The traditional plastic ID card would still be issued to everyone, but under the proposed legislation, you could pay an additional fee to have it on your phone as well.
“What it does is it allows you to get your driver’s license on your mobile device,” said state Rep. Nate Tate (R-St. Clair). “It’s a completely optional program.”
Tate believes it’s much easier to forget your wallet than to forget your phone these days. That’s one reason he’s introduced House Bill 2280. The proposed legislation would allow Missourians who head to the DMV to obtain or renew a license the option of paying $50 to have the digital ID on their phone.
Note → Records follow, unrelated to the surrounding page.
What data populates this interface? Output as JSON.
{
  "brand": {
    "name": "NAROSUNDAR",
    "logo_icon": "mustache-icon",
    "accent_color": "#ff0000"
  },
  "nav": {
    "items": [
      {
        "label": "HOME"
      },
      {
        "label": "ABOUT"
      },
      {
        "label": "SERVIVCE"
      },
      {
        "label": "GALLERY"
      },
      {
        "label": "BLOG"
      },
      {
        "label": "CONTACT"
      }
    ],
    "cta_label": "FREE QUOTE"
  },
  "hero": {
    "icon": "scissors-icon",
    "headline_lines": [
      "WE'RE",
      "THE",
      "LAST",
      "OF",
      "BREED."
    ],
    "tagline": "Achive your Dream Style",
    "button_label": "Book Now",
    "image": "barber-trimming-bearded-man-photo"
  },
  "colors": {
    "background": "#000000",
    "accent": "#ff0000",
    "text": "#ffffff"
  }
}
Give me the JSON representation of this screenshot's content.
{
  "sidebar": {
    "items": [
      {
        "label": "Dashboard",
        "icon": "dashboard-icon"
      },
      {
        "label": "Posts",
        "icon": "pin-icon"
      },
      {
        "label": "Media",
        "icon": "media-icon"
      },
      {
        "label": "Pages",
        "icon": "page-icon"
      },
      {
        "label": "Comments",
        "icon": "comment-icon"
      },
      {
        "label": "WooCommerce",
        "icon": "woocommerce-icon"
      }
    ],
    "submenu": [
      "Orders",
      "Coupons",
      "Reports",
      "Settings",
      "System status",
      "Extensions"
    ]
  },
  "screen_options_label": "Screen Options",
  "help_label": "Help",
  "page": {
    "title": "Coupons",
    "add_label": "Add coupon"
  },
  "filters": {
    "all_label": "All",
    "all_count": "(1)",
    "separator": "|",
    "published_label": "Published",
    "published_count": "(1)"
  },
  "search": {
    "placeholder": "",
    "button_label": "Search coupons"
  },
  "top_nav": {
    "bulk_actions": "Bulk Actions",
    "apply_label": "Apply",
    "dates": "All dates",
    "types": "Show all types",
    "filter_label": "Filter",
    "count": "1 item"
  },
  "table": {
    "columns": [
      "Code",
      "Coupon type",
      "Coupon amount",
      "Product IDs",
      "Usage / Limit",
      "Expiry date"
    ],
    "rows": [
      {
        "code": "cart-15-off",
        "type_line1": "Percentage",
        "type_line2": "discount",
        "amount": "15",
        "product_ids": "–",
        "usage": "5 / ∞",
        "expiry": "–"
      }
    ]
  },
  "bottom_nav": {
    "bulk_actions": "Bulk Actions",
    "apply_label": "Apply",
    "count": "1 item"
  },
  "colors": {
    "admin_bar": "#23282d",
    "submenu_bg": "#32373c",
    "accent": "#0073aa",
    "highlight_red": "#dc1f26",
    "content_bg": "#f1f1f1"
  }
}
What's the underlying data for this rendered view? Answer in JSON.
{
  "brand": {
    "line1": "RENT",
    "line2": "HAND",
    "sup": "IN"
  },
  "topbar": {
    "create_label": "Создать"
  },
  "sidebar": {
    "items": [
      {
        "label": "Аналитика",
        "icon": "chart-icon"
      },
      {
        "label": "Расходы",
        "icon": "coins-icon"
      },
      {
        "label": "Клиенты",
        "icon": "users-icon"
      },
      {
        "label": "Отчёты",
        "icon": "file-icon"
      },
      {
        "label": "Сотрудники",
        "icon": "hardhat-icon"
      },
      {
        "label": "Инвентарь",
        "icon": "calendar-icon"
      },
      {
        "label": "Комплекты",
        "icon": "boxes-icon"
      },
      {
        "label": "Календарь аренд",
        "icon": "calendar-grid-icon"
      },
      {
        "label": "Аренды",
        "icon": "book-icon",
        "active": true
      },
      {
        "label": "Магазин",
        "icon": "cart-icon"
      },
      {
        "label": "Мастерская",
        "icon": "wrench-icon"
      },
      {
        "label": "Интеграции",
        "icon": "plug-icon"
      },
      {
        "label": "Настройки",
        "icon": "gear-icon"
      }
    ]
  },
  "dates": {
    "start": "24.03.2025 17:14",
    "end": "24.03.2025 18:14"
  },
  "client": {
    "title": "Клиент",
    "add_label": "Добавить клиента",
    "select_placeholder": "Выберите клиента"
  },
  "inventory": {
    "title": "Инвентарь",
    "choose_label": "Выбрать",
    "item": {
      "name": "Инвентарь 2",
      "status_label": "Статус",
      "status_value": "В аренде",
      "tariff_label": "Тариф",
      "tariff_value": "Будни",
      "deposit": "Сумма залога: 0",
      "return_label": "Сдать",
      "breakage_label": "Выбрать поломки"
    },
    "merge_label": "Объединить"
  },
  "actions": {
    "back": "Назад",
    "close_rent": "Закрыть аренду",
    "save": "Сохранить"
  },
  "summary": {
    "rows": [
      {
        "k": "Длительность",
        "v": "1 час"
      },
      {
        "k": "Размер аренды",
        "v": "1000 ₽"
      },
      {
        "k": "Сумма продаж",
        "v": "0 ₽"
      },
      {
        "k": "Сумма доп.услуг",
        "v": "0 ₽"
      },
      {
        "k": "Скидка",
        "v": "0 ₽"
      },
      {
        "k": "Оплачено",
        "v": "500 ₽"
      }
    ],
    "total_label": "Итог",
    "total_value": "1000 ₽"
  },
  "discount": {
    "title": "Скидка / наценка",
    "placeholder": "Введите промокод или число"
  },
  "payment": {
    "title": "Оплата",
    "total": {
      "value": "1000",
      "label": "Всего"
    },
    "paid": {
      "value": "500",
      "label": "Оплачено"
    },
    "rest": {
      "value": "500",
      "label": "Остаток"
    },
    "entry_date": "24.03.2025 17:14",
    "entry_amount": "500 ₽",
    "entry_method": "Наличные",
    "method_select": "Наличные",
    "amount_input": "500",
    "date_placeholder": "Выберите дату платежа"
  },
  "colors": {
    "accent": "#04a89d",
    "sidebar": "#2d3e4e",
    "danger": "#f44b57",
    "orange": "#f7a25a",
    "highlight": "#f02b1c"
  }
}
“Now the way it would work is that you would download an app from the app store, a secured app, and would have to put in a fingerprint or facial recognition or a pin number — something to that effect — and then the app would open up and you could see the ID,” Tate said.
Members of the House Transportation Committee raised questions about security. A representative from the Missouri Department of Revenue testified in support of the bill.
“From the other states that have implemented this, they have not had any kind of security concerns as of yet,” said Joshua Shewmaker, legislative coordinator for the revenue department.
There’s an estimated cost of slightly more than $1 million for the state to implement digital IDs. Tate believes the fee paid by those who want one would help offset that cost.
He adds that if you can’t find your phone, the Department of Revenue could still protect your ID.
“If you lose your phone, then DOR can essentially lock it so that the app that is not your phone but to where no one would be able to access it if they had your pin number or something to that effect,” Tate said.
Another question that came up during the committee hearing Monday was weather a digital ID would meet the Real ID requirements. Tate told lawmakers it’s his belief it would.